South Africans are acutely aware of the plight of their fellow citizens during the current Covid-19 pandemic. Many are willing and eager to donate money to assist with the alleviation of poverty, but should at all times remain wary of the promise of tax benefits.
It is of paramount importance that the historical accountability and transparency of recipient companies or funds be considered, as well as their track and compliance records. It is important to understand the allowable tax benefits and deductions for different organisations or funds.
People should therefore be aware of the difference between tax exempt qualifying public benefit organisations (PBOs) and non-government organisations (NGOs) who may offer only limited tax benefits.
A PBO is defined as a non-profit organisation, trust or association of persons which carries on activities solely for the benefit of the public and not for the promotion of economic self-interest.
PBOs must be registered with the South African Revenue Service (SARS) and must be involved with the provision of specific public benefit activities as set out in the Income Tax Act.
This include the provision of humanitarian aid, health care, housing, education, conservation and the promotion of arts and culture.
However, the PBO must be an approved section 18A organisation before the donor can obtain tax deductions on their income for their donations.
The Tax Exemption Unit at SARS requires companies wishing to obtain the tax exempt status to submit a request for section 18A approval, a description of the activities of the organisation which must clearly show which activities set out in the Ninth Schedule of the act the company is involved in.
It will have to motivate how its activities fall within the scope of the allowed section 18A activities. A copy of the latest available financial statements must also be submitted.
Companies whose financial accounting systems are not in order will need to address this before applying for approval under section 18A and for approval as a PBO.
A non-governmental organisation (NGO) is any non-profit, voluntary citizens’ group which is organised on a local, national or international level.
When an individual donates money to any organisation, such as an NGO which is not an approved section 18A institution, the donation will not be tax deductible.
The danger is that the donation may even attract donations tax if the allowable thresholds are exceeded. In terms of the thresholds individuals are allowed to donate tax free amounts up to R100,000 in a tax year.
However, donations tax of 20% will be levied on any amount donated above the R100,000 threshold and must be covered by the donor. The donations tax rate increases to 25% on the cumulative value exceeding R30m.
Companies are limited to a tax free donation of R10,000 per annum in total.
When taxpayers donate to a SARS approved section 18A PBO these thresholds do not apply.

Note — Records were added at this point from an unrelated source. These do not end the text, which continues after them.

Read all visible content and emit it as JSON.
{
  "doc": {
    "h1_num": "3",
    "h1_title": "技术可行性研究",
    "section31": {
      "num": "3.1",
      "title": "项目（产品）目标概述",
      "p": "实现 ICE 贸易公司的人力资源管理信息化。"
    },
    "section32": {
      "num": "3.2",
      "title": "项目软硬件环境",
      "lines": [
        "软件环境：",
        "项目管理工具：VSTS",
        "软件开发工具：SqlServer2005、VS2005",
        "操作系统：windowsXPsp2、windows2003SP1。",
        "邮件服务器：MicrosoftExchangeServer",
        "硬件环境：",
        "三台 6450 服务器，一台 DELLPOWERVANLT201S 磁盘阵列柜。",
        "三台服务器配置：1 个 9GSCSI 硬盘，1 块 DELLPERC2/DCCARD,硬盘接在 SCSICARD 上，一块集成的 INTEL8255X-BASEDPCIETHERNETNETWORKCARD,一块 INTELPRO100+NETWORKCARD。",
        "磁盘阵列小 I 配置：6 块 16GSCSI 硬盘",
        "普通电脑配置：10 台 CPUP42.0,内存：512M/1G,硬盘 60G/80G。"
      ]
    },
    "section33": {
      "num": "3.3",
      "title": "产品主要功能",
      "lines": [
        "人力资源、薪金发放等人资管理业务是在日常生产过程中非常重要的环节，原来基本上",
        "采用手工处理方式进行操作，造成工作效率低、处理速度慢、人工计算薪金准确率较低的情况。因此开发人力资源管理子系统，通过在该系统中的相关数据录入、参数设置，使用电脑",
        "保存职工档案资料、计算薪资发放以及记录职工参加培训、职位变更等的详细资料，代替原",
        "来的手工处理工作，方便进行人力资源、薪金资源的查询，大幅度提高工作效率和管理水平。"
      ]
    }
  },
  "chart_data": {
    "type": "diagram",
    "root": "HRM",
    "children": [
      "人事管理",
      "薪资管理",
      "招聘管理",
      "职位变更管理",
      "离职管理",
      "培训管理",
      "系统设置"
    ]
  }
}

However, the limit on the allowable tax deduction is 10% of taxable income (excluding retirement fund lump sums and severance benefits).
According to SARS the amount of donations exceeding 10% of the taxable income is treated as a donation to qualifying public benefit organisations in the following tax year.
When a company issues its section 18A receipts they need to contain certain information in order to be valid.
This information includes its reference number, the date the donation was received, the name and address of the donor, the amount if it was in cash or the nature of the donation and the value if it was not in cash.
- Everyone is liable for donations tax – non-residents are exempt from donations tax;
- The donor is exempt from all tax liability – the donor is actually the one who is liable for tax on donations over and above the exemption thresholds;
- Splitting the donated amount will allow for a bigger total donation – the amount considered is a cumulative amount. Each transaction is not taken in isolation.